Grâce à leur entreprise immobilière, les Grochowski ont fourni un logement à des milliers de personnes fuyant la guerre en Ukraine, mais leur action en faveur des autres va bien au-delà
Par Charlie Dunmore à Siedlce, Pologne
Âgé de 71 ans, le promoteur immobilier polonais Władysław Grochowski est un chef d’entreprise atypique. Il prend ses appels professionnels sur un téléphone à clapet rétro et s’abstient d’utiliser le courrier électronique, préférant correspondre à l’aide d’un stylo et de papier. Il s’absente régulièrement du bureau pour s’occuper de son troupeau de daims, qu’il piste à vélo à travers la campagne polonaise.

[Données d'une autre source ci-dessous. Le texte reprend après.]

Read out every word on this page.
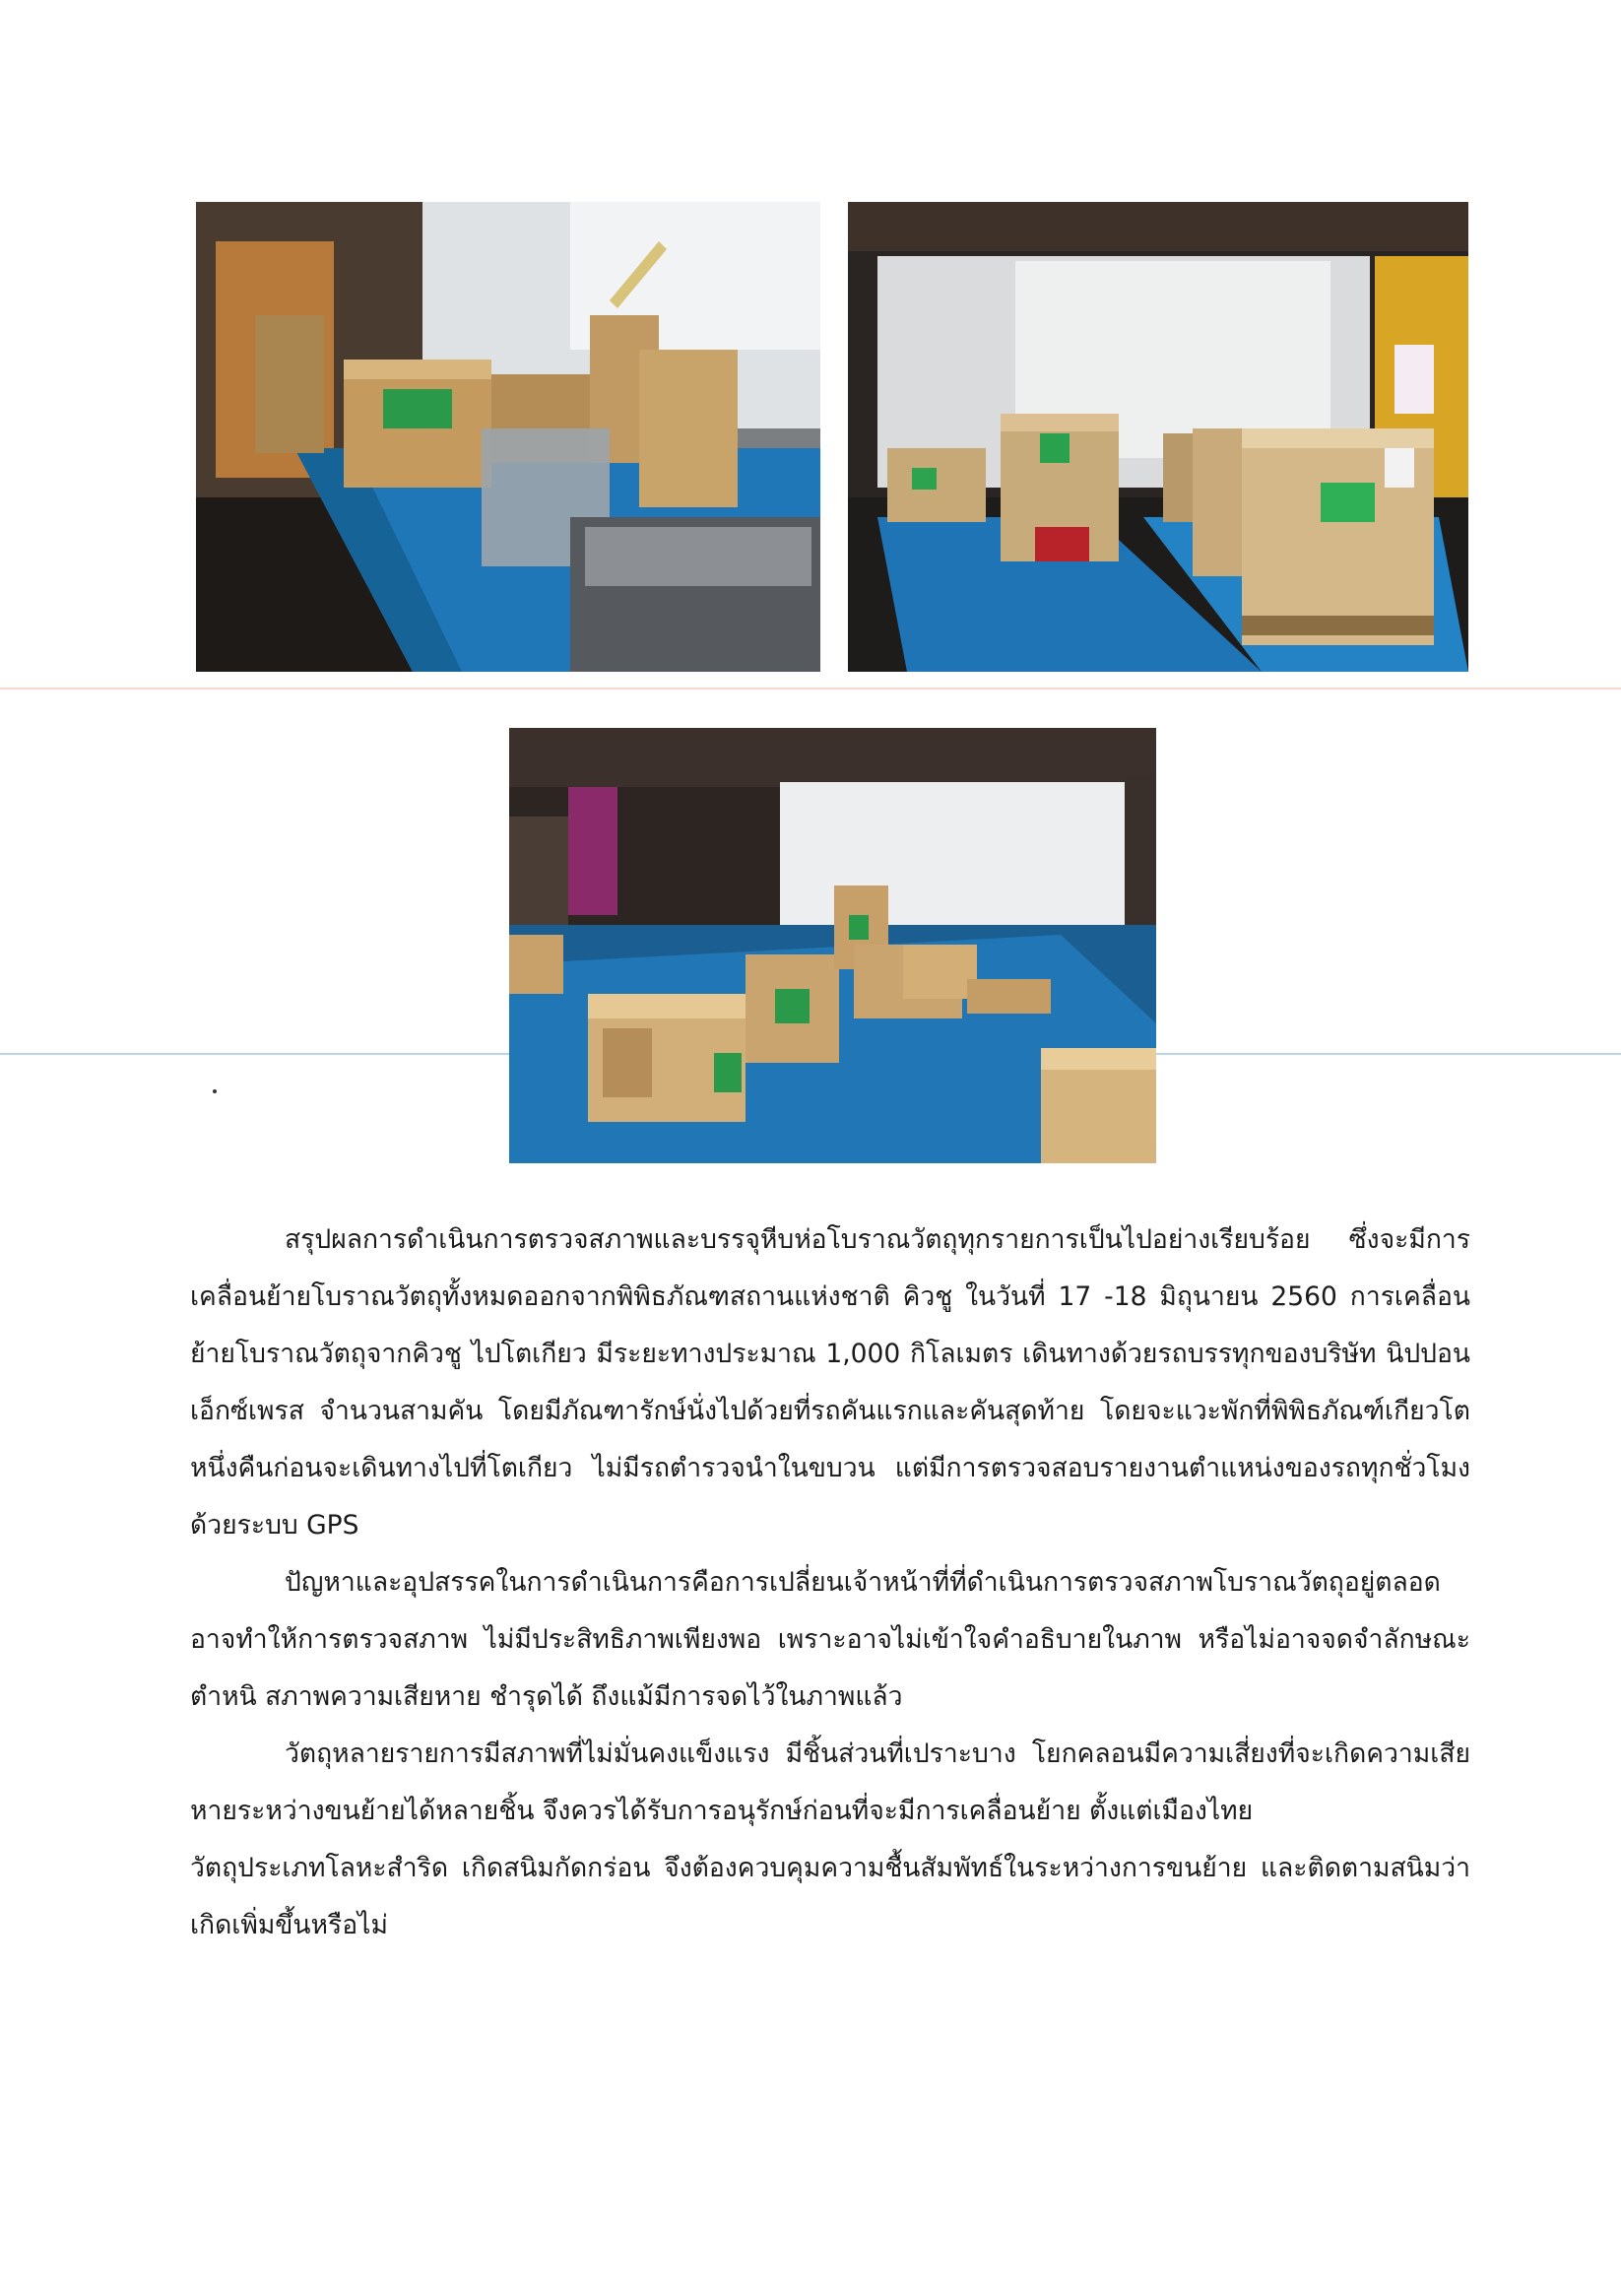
สรุปผลการดำเนินการตรวจสภาพและบรรจุหีบห่อโบราณวัตถุทุกรายการเป็นไปอย่างเรียบร้อย ซึ่งจะมีการเคลื่อนย้ายโบราณวัตถุทั้งหมดออกจากพิพิธภัณฑสถานแห่งชาติ คิวชู ในวันที่ 17 -18 มิถุนายน 2560 การเคลื่อนย้ายโบราณวัตถุจากคิวชู ไปโตเกียว มีระยะทางประมาณ 1,000 กิโลเมตร เดินทางด้วยรถบรรทุกของบริษัท นิปปอน เอ็กซ์เพรส จำนวนสามคัน โดยมีภัณฑารักษ์นั่งไปด้วยที่รถคันแรกและคันสุดท้าย โดยจะแวะพักที่พิพิธภัณฑ์เกียวโตหนึ่งคืนก่อนจะเดินทางไปที่โตเกียว ไม่มีรถตำรวจนำในขบวน แต่มีการตรวจสอบรายงานตำแหน่งของรถทุกชั่วโมง ด้วยระบบ GPS

ปัญหาและอุปสรรคในการดำเนินการคือการเปลี่ยนเจ้าหน้าที่ที่ดำเนินการตรวจสภาพโบราณวัตถุอยู่ตลอด อาจทำให้การตรวจสภาพ ไม่มีประสิทธิภาพเพียงพอ เพราะอาจไม่เข้าใจคำอธิบายในภาพ หรือไม่อาจจดจำลักษณะตำหนิ สภาพความเสียหาย ชำรุดได้ ถึงแม้มีการจดไว้ในภาพแล้ว

วัตถุหลายรายการมีสภาพที่ไม่มั่นคงแข็งแรง มีชิ้นส่วนที่เปราะบาง โยกคลอนมีความเสี่ยงที่จะเกิดความเสียหายระหว่างขนย้ายได้หลายชิ้น จึงควรได้รับการอนุรักษ์ก่อนที่จะมีการเคลื่อนย้าย ตั้งแต่เมืองไทย

วัตถุประเภทโลหะสำริด เกิดสนิมกัดกร่อน จึงต้องควบคุมความชื้นสัมพัทธ์ในระหว่างการขนย้าย และติดตามสนิมว่าเกิดเพิ่มขึ้นหรือไม่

Sa philosophie des affaires s’affranchit également des conventions. Au cours des dernières années du communisme en Pologne, ce diplômé d’une école de cinéma a créé une entreprise agricole prospère à une époque où d’autres entrepreneurs se lançaient dans des industries plus modernes. Il a ensuite lancé sa société immobilière dénommée Arche au début des années 1990, en rénovant des bâtiments historiques négligés qui sont devenus les joyaux d’une chaîne hôtelière prospère.

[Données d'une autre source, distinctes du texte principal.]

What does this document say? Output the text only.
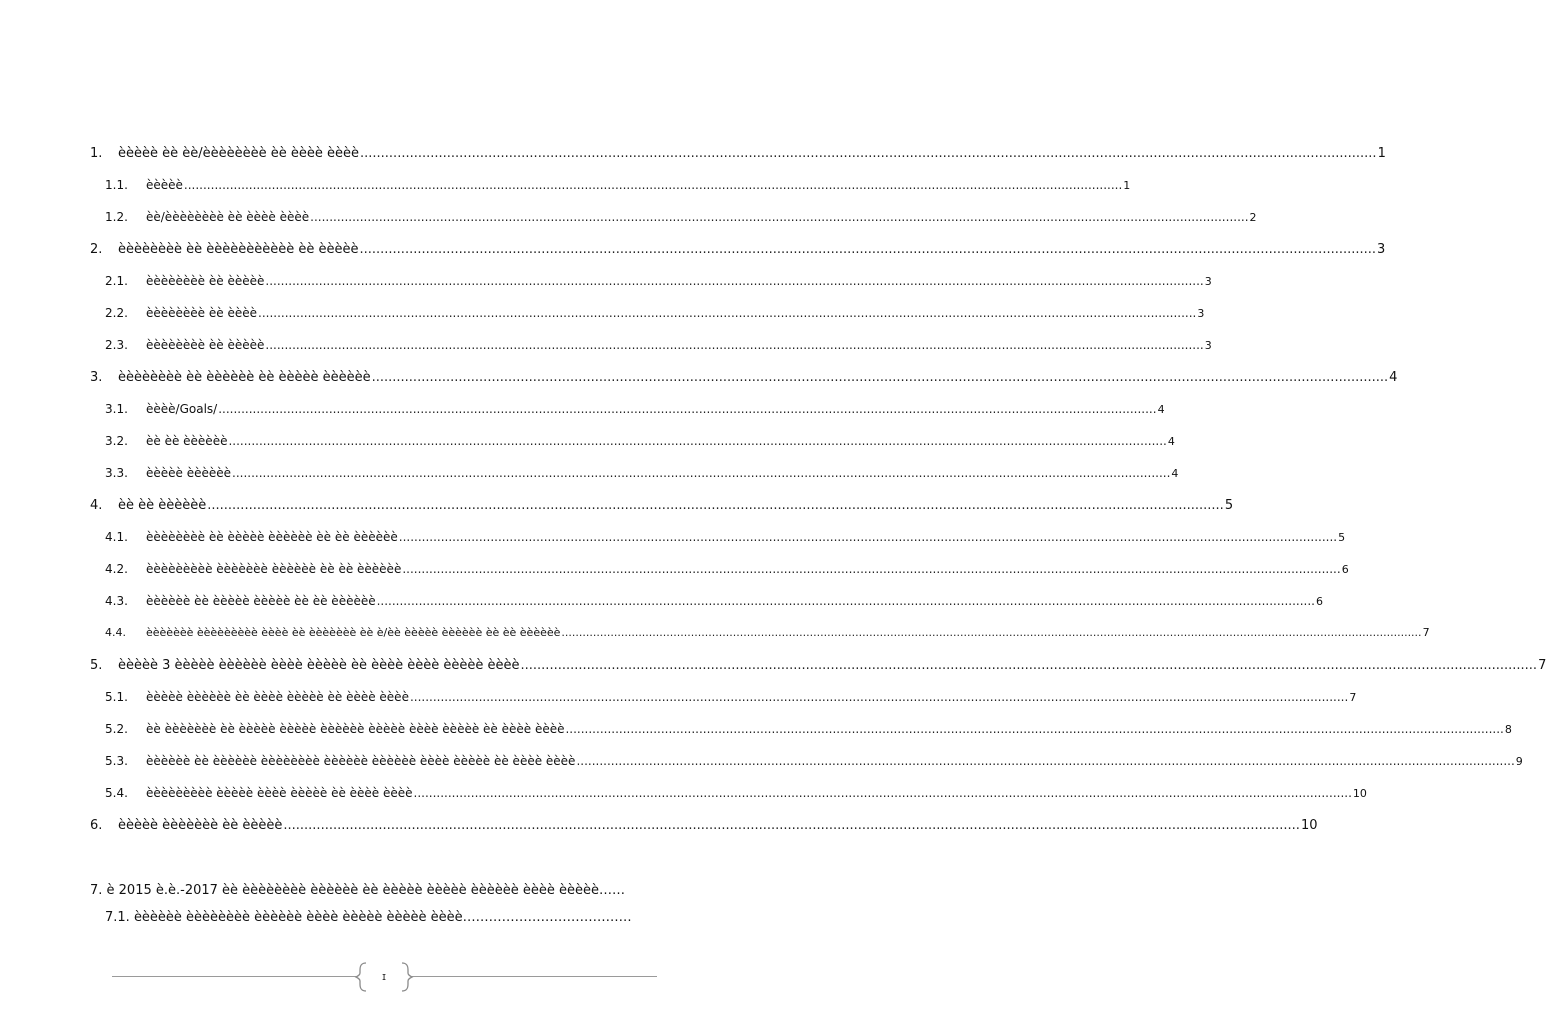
1.	ѐѐѐѐѐ ѐѐ ѐѐ/ѐѐѐѐѐѐѐѐ ѐѐ ѐѐѐѐ ѐѐѐѐ .....	1
1.1.	ѐѐѐѐѐ .....	1
1.2.	ѐѐ/ѐѐѐѐѐѐѐѐ ѐѐ ѐѐѐѐ ѐѐѐѐ .....	2
2.	ѐѐѐѐѐѐѐѐ ѐѐ ѐѐѐѐѐѐѐѐѐѐѐ ѐѐ ѐѐѐѐѐ .....	3
2.1.	ѐѐѐѐѐѐѐѐ ѐѐ ѐѐѐѐѐ .....	3
2.2.	ѐѐѐѐѐѐѐѐ ѐѐ ѐѐѐѐ .....	3
2.3.	ѐѐѐѐѐѐѐѐ ѐѐ ѐѐѐѐѐ .....	3
3.	ѐѐѐѐѐѐѐѐ ѐѐ ѐѐѐѐѐѐ ѐѐ ѐѐѐѐѐ ѐѐѐѐѐѐ .....	4
3.1.	ѐѐѐѐ/Goals/ .....	4
3.2.	ѐѐ ѐѐ ѐѐѐѐѐѐ .....	4
3.3.	ѐѐѐѐѐ ѐѐѐѐѐѐ .....	4
4.	ѐѐ ѐѐ ѐѐѐѐѐѐ .....	5
4.1.	ѐѐѐѐѐѐѐѐ ѐѐ ѐѐѐѐѐ ѐѐѐѐѐѐ ѐѐ ѐѐ ѐѐѐѐѐѐ .....	5
4.2.	ѐѐѐѐѐѐѐѐѐ ѐѐѐѐѐѐѐ ѐѐѐѐѐѐ ѐѐ ѐѐ ѐѐѐѐѐѐ .....	6
4.3.	ѐѐѐѐѐѐ ѐѐ ѐѐѐѐѐ ѐѐѐѐѐ ѐѐ ѐѐ ѐѐѐѐѐѐ .....	6
4.4.	ѐѐѐѐѐѐѐ ѐѐѐѐѐѐѐѐѐ ѐѐѐѐ ѐѐ ѐѐѐѐѐѐѐ ѐѐ ѐ/ѐѐ ѐѐѐѐѐ ѐѐѐѐѐѐ ѐѐ ѐѐ ѐѐѐѐѐѐ .....	7
5.	ѐѐѐѐѐ 3 ѐѐѐѐѐ ѐѐѐѐѐѐ ѐѐѐѐ ѐѐѐѐѐ ѐѐ ѐѐѐѐ ѐѐѐѐ ѐѐѐѐѐ ѐѐѐѐ .....	7
5.1.	ѐѐѐѐѐ ѐѐѐѐѐѐ ѐѐ ѐѐѐѐ ѐѐѐѐѐ ѐѐ ѐѐѐѐ ѐѐѐѐ .....	7
5.2.	ѐѐ ѐѐѐѐѐѐѐ ѐѐ ѐѐѐѐѐ ѐѐѐѐѐ ѐѐѐѐѐѐ ѐѐѐѐѐ ѐѐѐѐ ѐѐѐѐѐ ѐѐ ѐѐѐѐ ѐѐѐѐ .....	8
5.3.	ѐѐѐѐѐѐ ѐѐ ѐѐѐѐѐѐ ѐѐѐѐѐѐѐѐ ѐѐѐѐѐѐ ѐѐѐѐѐѐ ѐѐѐѐ ѐѐѐѐѐ ѐѐ ѐѐѐѐ ѐѐѐѐ .....	9
5.4.	ѐѐѐѐѐѐѐѐѐ ѐѐѐѐѐ ѐѐѐѐ ѐѐѐѐѐ ѐѐ ѐѐѐѐ ѐѐѐѐ .....	10
6.	ѐѐѐѐѐ ѐѐѐѐѐѐѐ ѐѐ ѐѐѐѐѐ .....	10
7. ѐ 2015 ѐ.ѐ.-2017 ѐѐ ѐѐѐѐѐѐѐѐ ѐѐѐѐѐѐ ѐѐ ѐѐѐѐѐ ѐѐѐѐѐ ѐѐѐѐѐѐ ѐѐѐѐ ѐѐѐѐѐ……
7.1. ѐѐѐѐѐѐ ѐѐѐѐѐѐѐѐ ѐѐѐѐѐѐ ѐѐѐѐ ѐѐѐѐѐ ѐѐѐѐѐ ѐѐѐѐ…………………………………
ɪ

« Dans les affaires, l’argent est pour moi un élément tout à fait secondaire. Je n’ai jamais vu de business plan », confie Władysław, les yeux pétillants au-dessus de sa moustache blanche comme neige, que l’on voit souvent sur les panneaux publicitaires de sa ville natale de Siedlce. « Gagner de l’argent ne m’a jamais intéressé. J’ai toujours voulu être utile ou m’impliquer quelque part. Je me laisse guider par mes émotions. »

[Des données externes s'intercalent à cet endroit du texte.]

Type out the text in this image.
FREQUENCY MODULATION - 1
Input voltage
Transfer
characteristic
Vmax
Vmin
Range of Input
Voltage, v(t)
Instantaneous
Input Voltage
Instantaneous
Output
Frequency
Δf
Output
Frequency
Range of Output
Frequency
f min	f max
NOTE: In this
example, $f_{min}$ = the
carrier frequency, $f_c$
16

Rien d’étonnant donc au fait que, lorsque lui et son épouse Lena, une artiste, créent la Fondation Lena Grochowska en 2014 pour mener à bien leur action humanitaire, celle-ci ait également évolué vers un projet hors du commun.
La fondation a commencé par aider les descendants rapatriés des Polonais exilés en Asie centrale sous le communisme, avant de s’étendre à d’autres personnes, notamment les personnes handicapées, les sans-abris et les anciens prisonniers. Soutenue par l’entreprise immobilière des Grochowski, la fondation a notamment fourni des logements dans des bâtiments appartenant au groupe Arche, le plus grand opérateur hôtelier privé de Pologne et l’un de ses plus grands promoteurs immobiliers.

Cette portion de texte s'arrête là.